İnsan-ı Kamil: İslam tasavvufunda, ruhsal olgunluğa ve mükemmelliğe ulaşmış insanı ifade eder. İnsan-ı Kamil, içsel yolculuğunu tamamlamış, nefsini arındırmış ve ilahi bilince ulaşmış kişidir. Allah'ın yeryüzündeki halifesi olarak görülür ve topluma rehberlik eder.
Ruhsal evrim, gerçek üstünlüğün anahtarıdır. Üstün İnsan (Übermensch), İnsan-ı Kamil veya Adam Kadmon gibi kavramlar, ruhsal olarak gelişmiş ve aydınlanmış bireyleri tanımlar. Bu bireyler, topluma sevgi, saygı ve anlayış getiren, insanlığa rehberlik eden kişilerdir. Nietzsche'nin düşüncesine göre “İnsan, yanılgılardan ve yücelttiği yanılsamalardan kurtulduğunda eksikli varlığını aşabilecek, kendisini tamamlayabilecektir. İnsan hep kendini aşmaya çalışarak, alt ederek üst-insan olma yolunda ilerleyecektir.”

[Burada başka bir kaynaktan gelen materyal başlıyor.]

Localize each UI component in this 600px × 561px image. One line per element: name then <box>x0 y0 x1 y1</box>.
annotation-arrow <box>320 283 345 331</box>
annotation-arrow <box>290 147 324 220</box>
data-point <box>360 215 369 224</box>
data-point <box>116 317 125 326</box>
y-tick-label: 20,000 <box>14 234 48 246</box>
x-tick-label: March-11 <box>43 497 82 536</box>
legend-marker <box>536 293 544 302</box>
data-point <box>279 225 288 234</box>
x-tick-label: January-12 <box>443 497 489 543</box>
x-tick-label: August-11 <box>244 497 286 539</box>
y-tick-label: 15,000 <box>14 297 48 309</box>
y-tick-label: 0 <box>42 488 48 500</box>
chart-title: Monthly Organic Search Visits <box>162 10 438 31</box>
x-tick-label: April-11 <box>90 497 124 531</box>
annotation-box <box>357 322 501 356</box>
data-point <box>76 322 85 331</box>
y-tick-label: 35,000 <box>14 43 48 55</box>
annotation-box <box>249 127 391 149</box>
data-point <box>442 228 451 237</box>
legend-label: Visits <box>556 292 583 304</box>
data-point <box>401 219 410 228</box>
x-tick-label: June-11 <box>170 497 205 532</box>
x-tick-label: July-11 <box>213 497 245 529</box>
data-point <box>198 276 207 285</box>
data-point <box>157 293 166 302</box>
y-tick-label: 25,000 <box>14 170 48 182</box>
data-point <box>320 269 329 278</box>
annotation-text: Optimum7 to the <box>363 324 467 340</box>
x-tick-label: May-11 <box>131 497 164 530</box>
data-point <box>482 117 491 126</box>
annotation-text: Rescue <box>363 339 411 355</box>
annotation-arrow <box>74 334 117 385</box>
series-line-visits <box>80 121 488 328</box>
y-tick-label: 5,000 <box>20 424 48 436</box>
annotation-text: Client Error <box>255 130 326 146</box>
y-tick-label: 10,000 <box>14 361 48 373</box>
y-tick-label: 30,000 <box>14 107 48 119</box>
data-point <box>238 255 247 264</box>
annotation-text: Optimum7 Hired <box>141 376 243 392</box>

Öjeni ve üstün ırk kavramları, tarih boyunca toplumsal hiyerarşileri ve ayrımcılığı pekiştirmiştir. Ancak gerçek üstünlük, genetik özelliklerde değil, ruhsal evrim ve aydınlanmadadır. İnsanlığın barış ve huzur içinde yaşaması için bireylerin içsel yolculuklarına odaklanmaları ve ruhsal gelişimlerini tamamlamaları gerekir. Bu, toplumda sevgi, saygı ve anlayışın yayılmasını sağlayacak ve insanlığı gerçek anlamda üstün kılacaktır.
Şimdi, durup bir düşünün: Gerçekten üstünlük genlerimizde mi, yoksa ruhumuzda mı? Belki de insan olmanın anlamı, ne olduğumuzda değil, kim olduğumuzda ve nasıl davrandığımızda yatıyor. Belki de gerçek üstünlük, içsel yolculuğumuzu tamamlayıp, İnsan-ı Kamil veya Adam Kadmon gibi, ruhsal olgunluğa ulaşmakta gizli! Ne dersiniz?